The Nth run of the ID mapping algorithm only touches nodes with edges with version N (or higher). You need to apply this process transitively. If the algorithm touches a node in the version N run, you need to process all the edges (even the older version ones) and nodes connected to those edges in the next run. This is required to handle the case described in the identity graph above. It is not enough to only process New Edge. You need to update all the nodes connected to New Edge. Furthermore, you need to update all the other edges from those nodes and their transitive closure.
CREATE TABLE ID_GRAPH_0 (
orig_anon_id varchar(32),
orig_user_id varchar(32),
curr_anon_id varchar(32),
curr_user_id varchar(32),
version_anon_id int,
version_user_id int,
);
CREATE TABLE ID_GRAPH_1 AS
(
SELECT
orig_anon_id,
orig_user_id,
CASE
WHEN curr_anon_id is NULL THEN NULL
WHEN tmp_anon_id < curr_anon_id THEN tmp_anon_id
ELSE curr_anon_id
END AS curr_anon_id,
CASE
WHEN curr_user_id is NULL THEN NULL
WHEN tmp_user_id < curr_user_id THEN tmp_user_id
ELSE curr_user_id
END as curr_user_id,
CASE
WHEN curr_anon_id is NULL THEN version_anon_id
WHEN tmp_anon_id < curr_anon_id THEN curr_version
ELSE version_anon_id
END AS version_anon_id,
CASE
WHEN curr_user_id is NULL THEN version_usrer_id
WHEN tmp_user_id < curr_user_id THEN curr_version
ELSE version_user_id
END as version_user_id
FROM
(
SELECT
orig_anon_id,
orig_user_id,
curr_anon_id,
curr_user_id,
version_anon_id,
version_user_id,
MIN(curr_user_id)
OVER(PARTITION BY orig_anon_id)
as tmp_anon_id,
MIN(curr_anon_id)
OVER(PARTITION BY orig_user_id)
as tmp_user_id
FROM
ID_GRAPH_0
WHERE orig_anon_id IN (
SELECT orig_anon_id from ID_GRAPH_0 WHERE version_anon_id == curr_version
) OR
orig_user_id IN (
SELECT orig_user_id from ID_GRAPH_0 WHERE version_user_id == curr_version
)
) AS TMP_GRAPH_0
)
Profiling
We did quick profiling of the base version with the incremental version on an identity graph with 4 million nodes with 1 percent new random edges introduced between every run. The base version requires ~60secs, while the incremental version requires ~10 secs. This means 5-6 times speed-up over the base version.

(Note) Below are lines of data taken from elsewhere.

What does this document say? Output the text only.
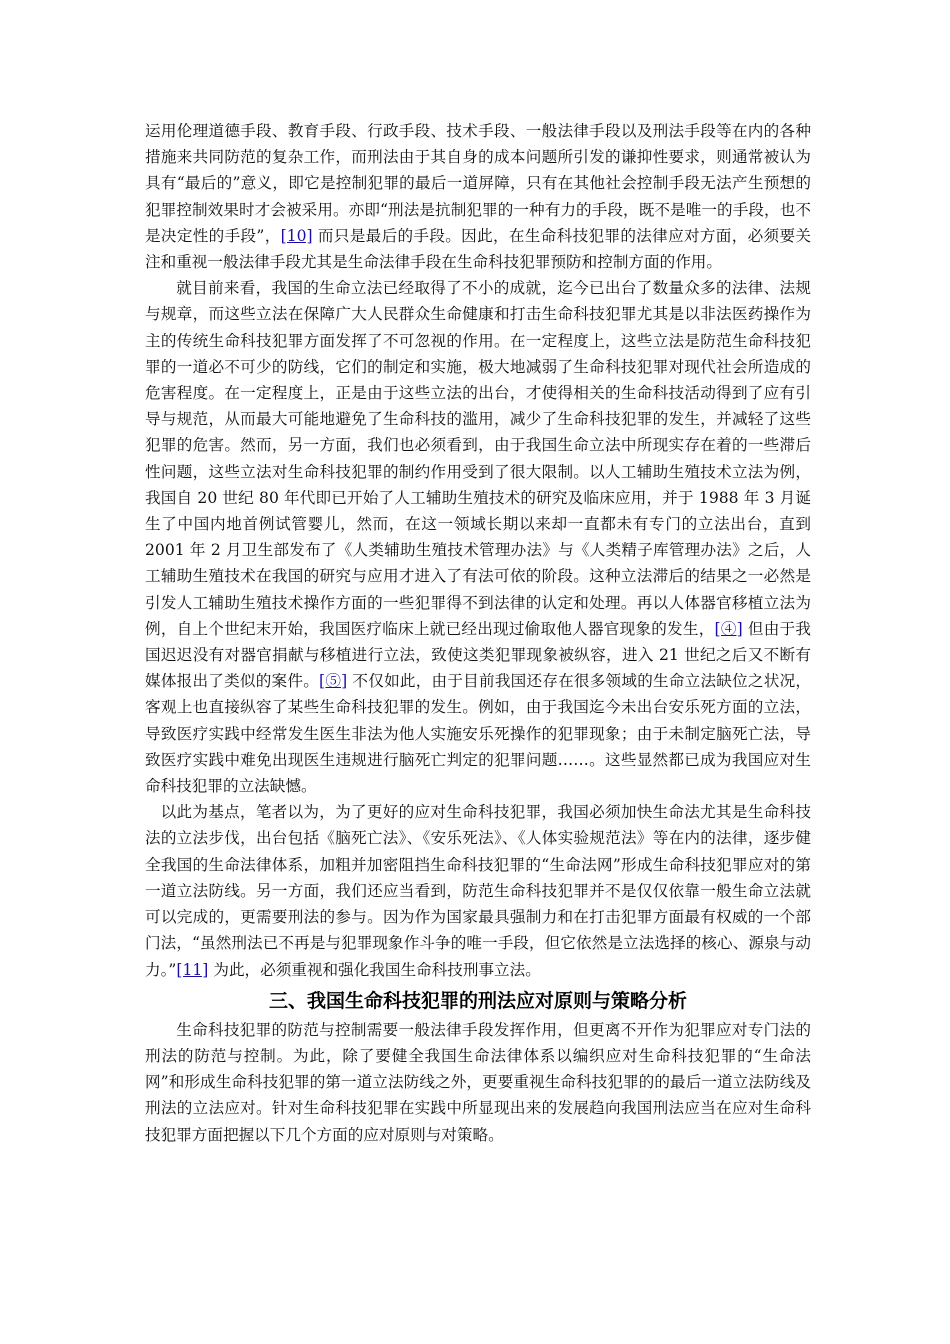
运用伦理道德手段、教育手段、行政手段、技术手段、一般法律手段以及刑法手段等在内的各种措施来共同防范的复杂工作，而刑法由于其自身的成本问题所引发的谦抑性要求，则通常被认为具有“最后的”意义，即它是控制犯罪的最后一道屏障，只有在其他社会控制手段无法产生预想的犯罪控制效果时才会被采用。亦即“刑法是抗制犯罪的一种有力的手段，既不是唯一的手段，也不是决定性的手段”，[10] 而只是最后的手段。因此，在生命科技犯罪的法律应对方面，必须要关注和重视一般法律手段尤其是生命法律手段在生命科技犯罪预防和控制方面的作用。

就目前来看，我国的生命立法已经取得了不小的成就，迄今已出台了数量众多的法律、法规与规章，而这些立法在保障广大人民群众生命健康和打击生命科技犯罪尤其是以非法医药操作为主的传统生命科技犯罪方面发挥了不可忽视的作用。在一定程度上，这些立法是防范生命科技犯罪的一道必不可少的防线，它们的制定和实施，极大地减弱了生命科技犯罪对现代社会所造成的危害程度。在一定程度上，正是由于这些立法的出台，才使得相关的生命科技活动得到了应有引导与规范，从而最大可能地避免了生命科技的滥用，减少了生命科技犯罪的发生，并减轻了这些犯罪的危害。然而，另一方面，我们也必须看到，由于我国生命立法中所现实存在着的一些滞后性问题，这些立法对生命科技犯罪的制约作用受到了很大限制。以人工辅助生殖技术立法为例，我国自 20 世纪 80 年代即已开始了人工辅助生殖技术的研究及临床应用，并于 1988 年 3 月诞生了中国内地首例试管婴儿，然而，在这一领域长期以来却一直都未有专门的立法出台，直到 2001 年 2 月卫生部发布了《人类辅助生殖技术管理办法》与《人类精子库管理办法》之后，人工辅助生殖技术在我国的研究与应用才进入了有法可依的阶段。这种立法滞后的结果之一必然是引发人工辅助生殖技术操作方面的一些犯罪得不到法律的认定和处理。再以人体器官移植立法为例，自上个世纪末开始，我国医疗临床上就已经出现过偷取他人器官现象的发生，[④] 但由于我国迟迟没有对器官捐献与移植进行立法，致使这类犯罪现象被纵容，进入 21 世纪之后又不断有媒体报出了类似的案件。[⑤] 不仅如此，由于目前我国还存在很多领域的生命立法缺位之状况，客观上也直接纵容了某些生命科技犯罪的发生。例如，由于我国迄今未出台安乐死方面的立法，导致医疗实践中经常发生医生非法为他人实施安乐死操作的犯罪现象；由于未制定脑死亡法，导致医疗实践中难免出现医生违规进行脑死亡判定的犯罪问题……。这些显然都已成为我国应对生命科技犯罪的立法缺憾。

以此为基点，笔者以为，为了更好的应对生命科技犯罪，我国必须加快生命法尤其是生命科技法的立法步伐，出台包括《脑死亡法》、《安乐死法》、《人体实验规范法》等在内的法律，逐步健全我国的生命法律体系，加粗并加密阻挡生命科技犯罪的“生命法网”形成生命科技犯罪应对的第一道立法防线。另一方面，我们还应当看到，防范生命科技犯罪并不是仅仅依靠一般生命立法就可以完成的，更需要刑法的参与。因为作为国家最具强制力和在打击犯罪方面最有权威的一个部门法，“虽然刑法已不再是与犯罪现象作斗争的唯一手段，但它依然是立法选择的核心、源泉与动力。”[11] 为此，必须重视和强化我国生命科技刑事立法。

三、我国生命科技犯罪的刑法应对原则与策略分析

生命科技犯罪的防范与控制需要一般法律手段发挥作用，但更离不开作为犯罪应对专门法的刑法的防范与控制。为此，除了要健全我国生命法律体系以编织应对生命科技犯罪的“生命法网”和形成生命科技犯罪的第一道立法防线之外，更要重视生命科技犯罪的的最后一道立法防线及刑法的立法应对。针对生命科技犯罪在实践中所显现出来的发展趋向我国刑法应当在应对生命科技犯罪方面把握以下几个方面的应对原则与对策略。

We will disclose more detailed profiling of real-life applications in our future blogs.
Conclusion
In this blog, we showed how to achieve ID mapping in a data warehouse efficiently using SQL. This, however, was scratching the surface of the problem of ID mapping. People have worked on developing sophisticated probabilistic techniques to associate IDs using statistical and machine learning approaches. The data warehouses themselves are adding in-house machine learning capabilities. We want to explore that in the future.